Eine Reflexion
Definition des Begriffs „Habitus“: Aus dem Lateinischen: Äußere Erscheinung, Gehaben, Auftreten oder Umgangsformen; die Gesamtheit ihrer Vorlieben und Gewohnheiten/Art des Sozialverhaltens
Elias und Bourdieu: Rang/Status einer Person in der Gesellschaft
Beim Lesen dieser Definitionen stellt sich mir die Frage, was sich durch die Weiterbildung zur Supervisorin verändert hat. Mein Musikgeschmack ist immer noch derselbe, das trifft auch auf Essgewohnheiten zu. Selbst das soziale Umfeld hat sich nicht signifikant verändert.
… und doch fühlt sich nach der Supervisions-Ausbildung einiges anders an. Teilweise schleichend, teilweise schmerzhaft konfrontierend wurden Denk- und Wahrnehmungsmuster, die zu Beginn im Kontext einer supervisorischen Haltung nicht passend waren, durch reflexive Auseinandersetzung verändert oder gar ersetzt. Neue Schemata haben sich entwickelt und in großen Teilen etabliert. An manchen Stellen ist es notwendig, weiterhin durch Kontrollinstanzen von außen draufschauen zu lassen und zu reflektieren, um den professionellen Habitus zu festigen und weiterzuentwickeln.
Zu Beginn der SV-Ausbildung konnte ich mir nicht vorstellen, welche zum Teil tiefgreifenden Veränderungen sich in Bezug auf Ansichten und Haltung entwickeln würden. So stieg ich nahezu blauäugig in die Ausbildung ein, in der Vorstellung, dass ich „nur eine weitere Beratungsmethode“ erlernen würde. Die reflexiven Fragen aus dem Vorgespräch stufte ich als Skepsis gegenüber meiner Vorgeschichte ein, doch schon im ersten Ausbildungsjahr bemerkte ich recht bald, dass meine Sicht darauf sehr reduziert war.
Schaut man auf die Zulassungsbedingungen, wird deutlich, dass kein/e Teilnehmer:in als „unbeschriebenes Blatt“ die SV-Ausbildung beginnt.
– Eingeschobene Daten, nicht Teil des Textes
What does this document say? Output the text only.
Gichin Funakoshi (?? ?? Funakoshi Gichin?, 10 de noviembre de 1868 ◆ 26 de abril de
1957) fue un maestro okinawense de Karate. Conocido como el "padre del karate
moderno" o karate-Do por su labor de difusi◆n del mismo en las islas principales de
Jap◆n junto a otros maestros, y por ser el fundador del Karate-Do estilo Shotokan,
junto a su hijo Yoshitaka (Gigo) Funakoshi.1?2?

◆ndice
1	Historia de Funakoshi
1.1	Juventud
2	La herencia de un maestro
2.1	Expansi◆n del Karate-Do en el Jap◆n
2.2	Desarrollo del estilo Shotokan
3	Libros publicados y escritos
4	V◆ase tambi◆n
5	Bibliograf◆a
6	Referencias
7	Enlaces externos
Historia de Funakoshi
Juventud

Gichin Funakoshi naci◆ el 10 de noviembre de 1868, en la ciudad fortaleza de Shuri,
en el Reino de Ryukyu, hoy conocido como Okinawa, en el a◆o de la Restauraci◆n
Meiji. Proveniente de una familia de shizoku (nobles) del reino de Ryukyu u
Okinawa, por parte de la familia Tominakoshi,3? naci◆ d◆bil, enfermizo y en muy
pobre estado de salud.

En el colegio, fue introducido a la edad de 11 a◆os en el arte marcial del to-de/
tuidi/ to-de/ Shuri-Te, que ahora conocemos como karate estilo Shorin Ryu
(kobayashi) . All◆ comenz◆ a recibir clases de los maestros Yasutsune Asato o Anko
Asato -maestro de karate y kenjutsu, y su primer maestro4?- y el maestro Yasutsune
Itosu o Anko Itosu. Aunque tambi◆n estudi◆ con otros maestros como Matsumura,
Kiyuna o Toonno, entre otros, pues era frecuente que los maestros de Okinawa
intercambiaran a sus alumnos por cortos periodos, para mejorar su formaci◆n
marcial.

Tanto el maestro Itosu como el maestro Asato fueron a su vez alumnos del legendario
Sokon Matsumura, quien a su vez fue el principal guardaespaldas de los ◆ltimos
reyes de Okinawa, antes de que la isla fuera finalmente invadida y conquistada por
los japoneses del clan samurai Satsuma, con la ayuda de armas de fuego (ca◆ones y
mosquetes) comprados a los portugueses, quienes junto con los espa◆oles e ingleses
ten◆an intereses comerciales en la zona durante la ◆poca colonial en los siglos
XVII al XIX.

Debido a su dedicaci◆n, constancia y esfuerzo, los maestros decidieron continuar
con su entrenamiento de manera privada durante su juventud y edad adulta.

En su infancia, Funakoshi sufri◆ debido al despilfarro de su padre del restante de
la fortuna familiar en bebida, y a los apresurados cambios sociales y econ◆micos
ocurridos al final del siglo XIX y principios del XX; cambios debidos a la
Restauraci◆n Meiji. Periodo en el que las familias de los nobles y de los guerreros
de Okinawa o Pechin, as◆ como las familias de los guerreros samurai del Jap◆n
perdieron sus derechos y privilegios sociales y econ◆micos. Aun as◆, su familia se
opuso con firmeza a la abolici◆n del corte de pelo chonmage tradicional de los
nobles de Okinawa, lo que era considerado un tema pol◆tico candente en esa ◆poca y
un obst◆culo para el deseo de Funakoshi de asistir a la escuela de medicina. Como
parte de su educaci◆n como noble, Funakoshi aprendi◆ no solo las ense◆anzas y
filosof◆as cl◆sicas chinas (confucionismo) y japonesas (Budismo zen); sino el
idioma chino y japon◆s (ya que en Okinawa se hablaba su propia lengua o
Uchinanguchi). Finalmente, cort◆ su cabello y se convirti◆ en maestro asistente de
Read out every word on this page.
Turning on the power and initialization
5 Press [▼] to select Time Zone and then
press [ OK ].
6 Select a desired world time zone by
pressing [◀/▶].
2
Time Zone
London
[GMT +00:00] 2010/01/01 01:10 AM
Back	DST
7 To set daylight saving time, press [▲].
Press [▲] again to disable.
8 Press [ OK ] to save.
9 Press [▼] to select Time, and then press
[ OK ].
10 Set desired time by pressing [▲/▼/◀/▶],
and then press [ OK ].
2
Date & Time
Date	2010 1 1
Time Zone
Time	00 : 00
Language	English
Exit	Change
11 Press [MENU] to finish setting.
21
Im Normalfall haben alle ein Studium erfolgreich abgeschlossen und ein Teil konnte schon in anderen Beratungsbereichen Erfahrungen sammeln. Ganz unterschiedliche Habitus (Pl.) haben sich herausgebildet und treffen in einer größeren Ausbildungs-Gruppe aufeinander. Eine Dynamik entsteht, die ich mitunter verwirrend oder verstörend erlebt habe, scheinbar unüberwindbare Differenzen zeigen sich und werden gruppendynamisch erlebt und bearbeitet. Der eigene Standpunkt wird durchaus grundlegend infrage gestellt und es kommt zu Verunsicherungen.
Fremdheits- oder Unsicherheitsgefühle entstehen gerade dort, wo der eigene Habitus nicht passend scheint. Die Auseinandersetzung mit eigenem und fremdem Widerstand ist teilweise schmerzhaft.
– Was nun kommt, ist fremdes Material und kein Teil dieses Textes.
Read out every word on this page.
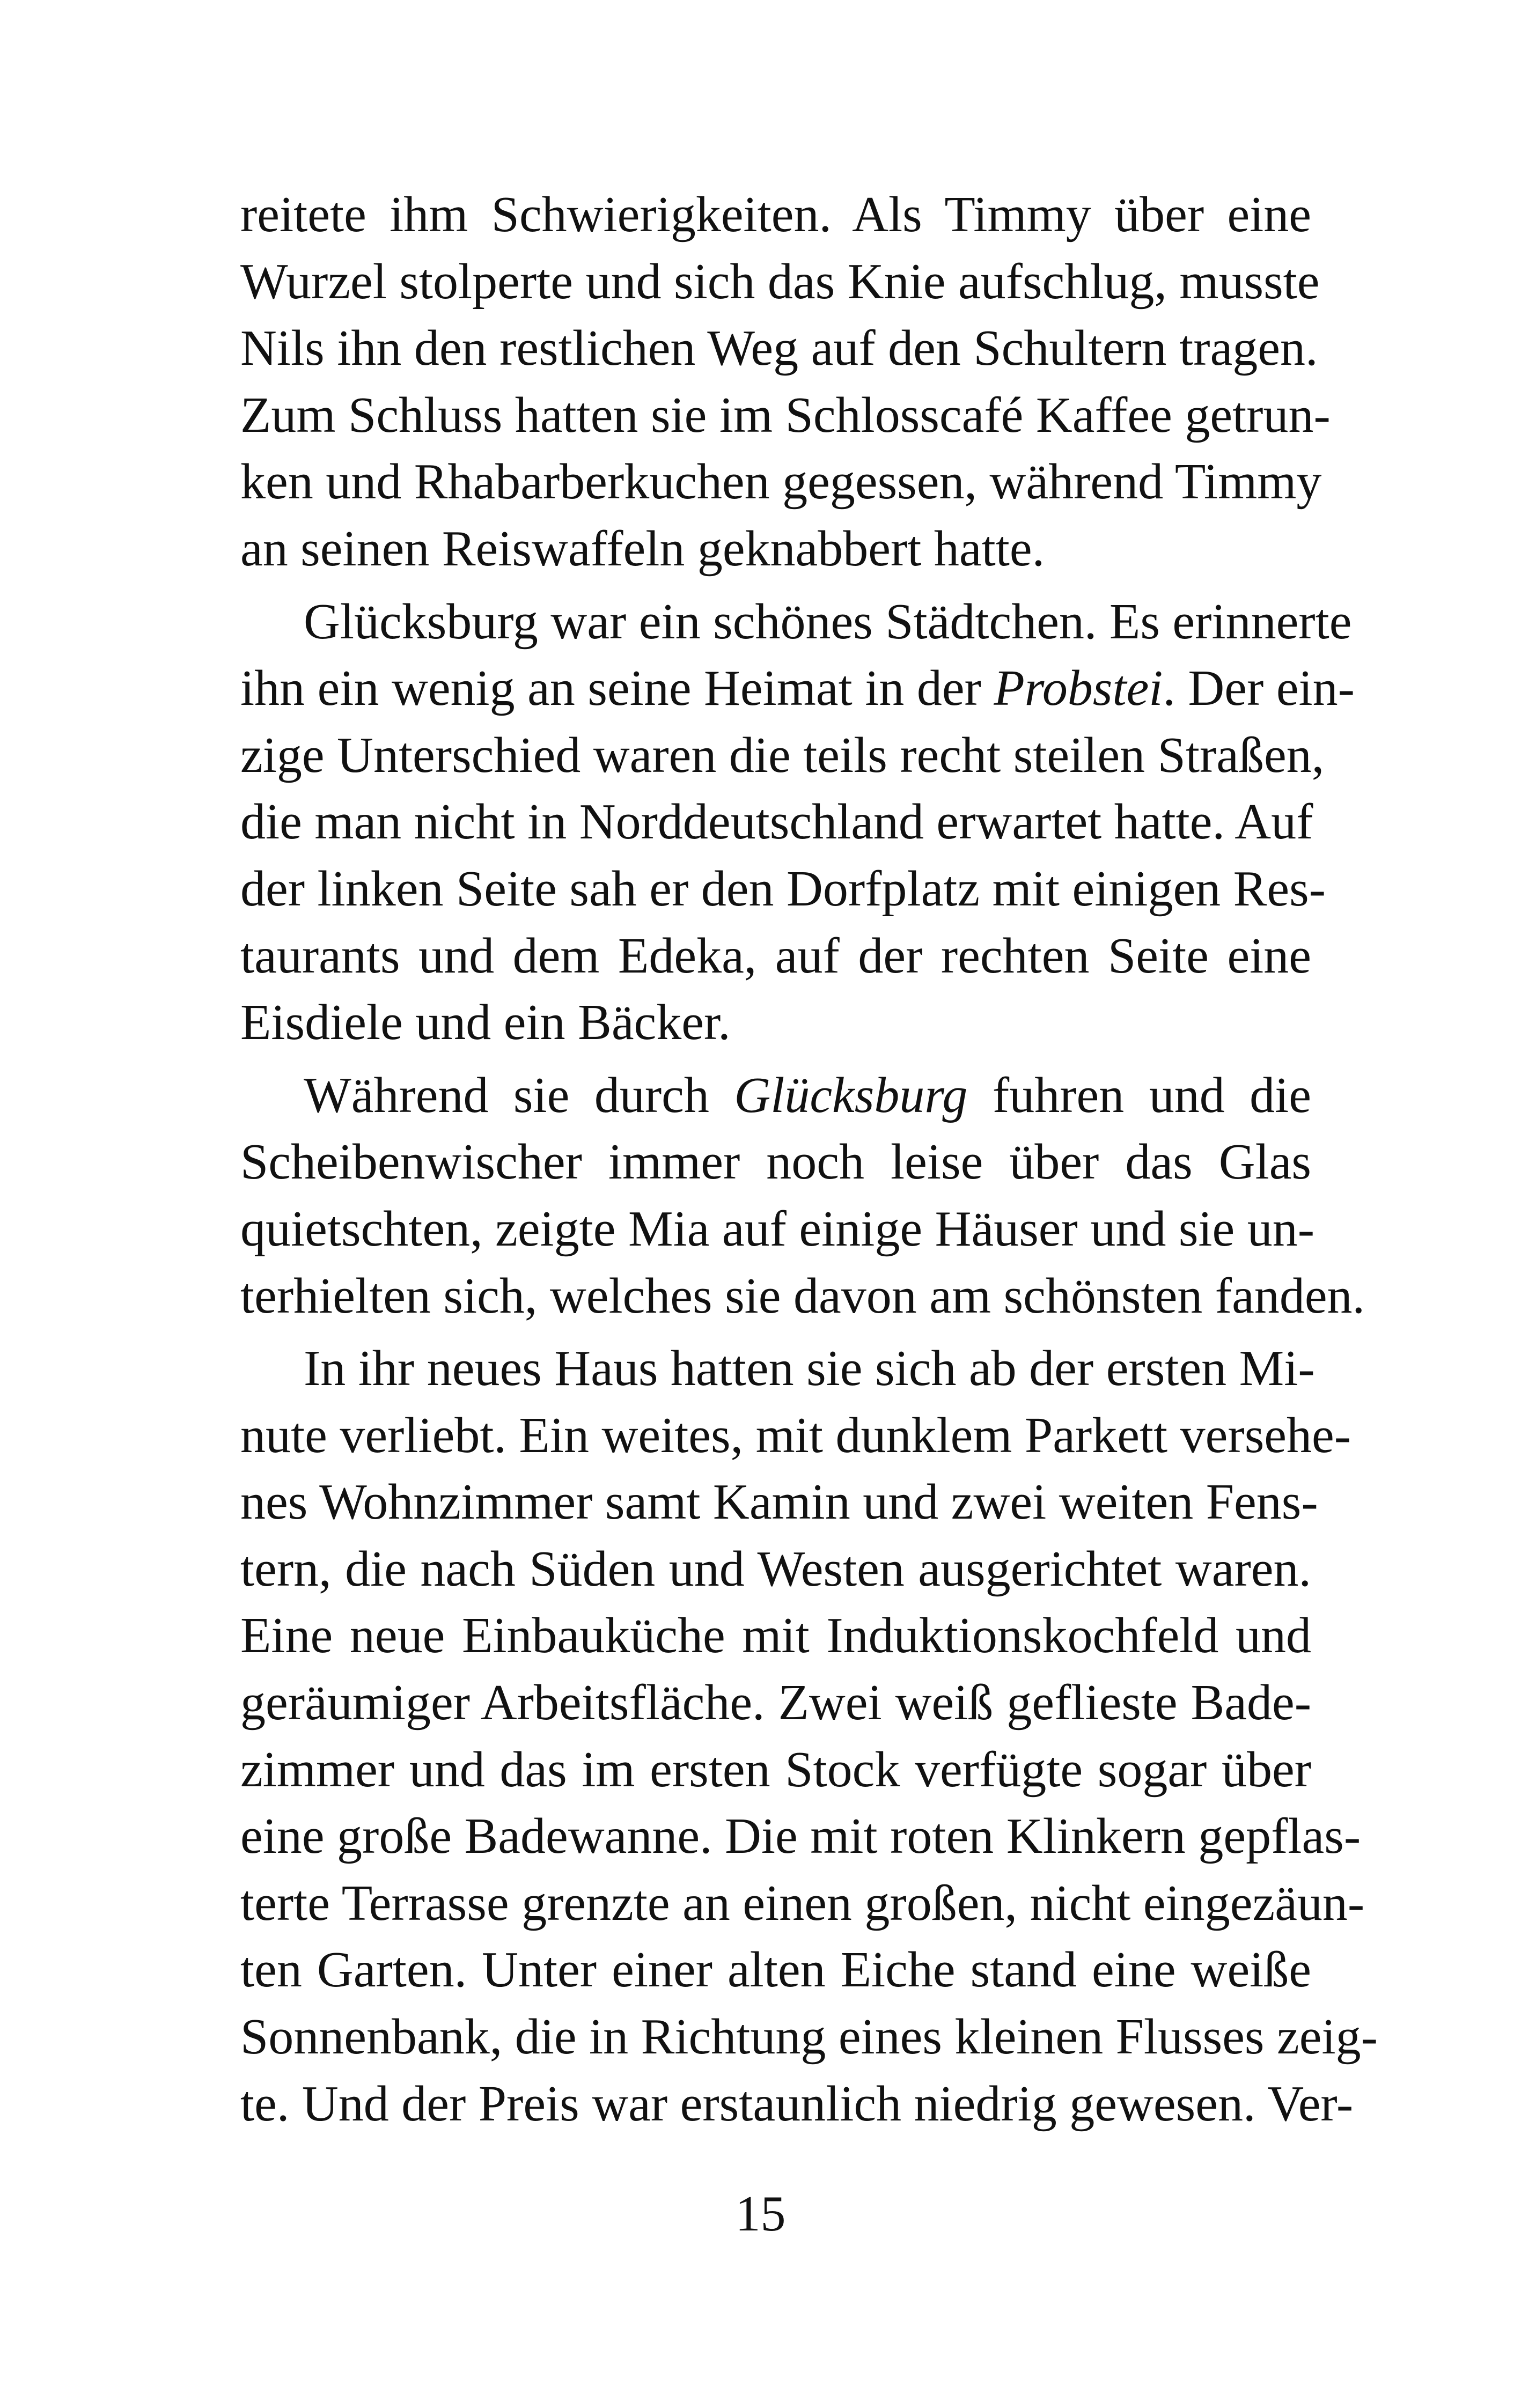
reitete ihm Schwierigkeiten. Als Timmy über eine
Wurzel stolperte und sich das Knie aufschlug, musste
Nils ihn den restlichen Weg auf den Schultern tragen.
Zum Schluss hatten sie im Schlosscafé Kaffee getrun-
ken und Rhabarberkuchen gegessen, während Timmy
an seinen Reiswaffeln geknabbert hatte.
Glücksburg war ein schönes Städtchen. Es erinnerte
ihn ein wenig an seine Heimat in der Probstei. Der ein-
zige Unterschied waren die teils recht steilen Straßen,
die man nicht in Norddeutschland erwartet hatte. Auf
der linken Seite sah er den Dorfplatz mit einigen Res-
taurants und dem Edeka, auf der rechten Seite eine
Eisdiele und ein Bäcker.
Während sie durch Glücksburg fuhren und die
Scheibenwischer immer noch leise über das Glas
quietschten, zeigte Mia auf einige Häuser und sie un-
terhielten sich, welches sie davon am schönsten fanden.
In ihr neues Haus hatten sie sich ab der ersten Mi-
nute verliebt. Ein weites, mit dunklem Parkett versehe-
nes Wohnzimmer samt Kamin und zwei weiten Fens-
tern, die nach Süden und Westen ausgerichtet waren.
Eine neue Einbauküche mit Induktionskochfeld und
geräumiger Arbeitsfläche. Zwei weiß geflieste Bade-
zimmer und das im ersten Stock verfügte sogar über
eine große Badewanne. Die mit roten Klinkern gepflas-
terte Terrasse grenzte an einen großen, nicht eingezäun-
ten Garten. Unter einer alten Eiche stand eine weiße
Sonnenbank, die in Richtung eines kleinen Flusses zeig-
te. Und der Preis war erstaunlich niedrig gewesen. Ver-
15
Schon hier wird deutlich, dass sich die Supervisions-Ausbildung nur schwer mit gängigen Weiterbildungen im Beratungsgenre vergleichen lässt.
Große Selbstzweifel, die entstanden sind, verhindern auf meinem Weg zunächst eine förderliche Lernumgebung und ich habe die Lehrsupervision im Vorfeld als zusätzliche Belastung empfunden. Meine Fantasie war, dort ausschließlich auf Fehler hingewiesen zu werden und mein „Nicht-Passen“ zu reflektieren.
Wie entlastend war daher die erste Sitzung, als mir die Lehrsupervisorin freundlich und zugewandt begegnete. Schon bald konnte ich ein neues Bild von der Lehrsupervision entwickeln: Hier ging der Blick auf mich als Lehrsupervisandin, meine Disposition/Habitus und das daraus resultierende Handeln. Das konkurrenzfreie Betrachten der eigenen Motivationen, Dispositionen und Entwicklungsmöglichkeiten ohne Bewertung machten das Setting der Lehrsupervision zu einem sehr stabilen Ort für die Entwicklung eines professionellen Habitus.
In vielen Ausbildungen werden Praktikumsphasen durch Mentoren begleitet, die Situationen und erlebte Handlungsschemata der Mentees reflektieren. Dies findet in der Supervisionsausbildung in der Art nicht statt. Die Lernsupervisionen/Prozesse werden von Anfang an selbständig akquiriert, kontraktiert und durchgeführt. Es ist daher unabdingbar, in den Lehrsupervisionen einen Raum zu finden, der das Erlebte/Nichterlebte begleitet und eine Offenheit zulässt, in der auch der Aspekt des Scheiterns eingebracht und für die eigene Weiterentwicklung genutzt werden kann. Wahrnehmungen, Denk- und Handlungsmuster der/des Lehrsupervisanden:in gilt es zu betrachten und zu reflektieren.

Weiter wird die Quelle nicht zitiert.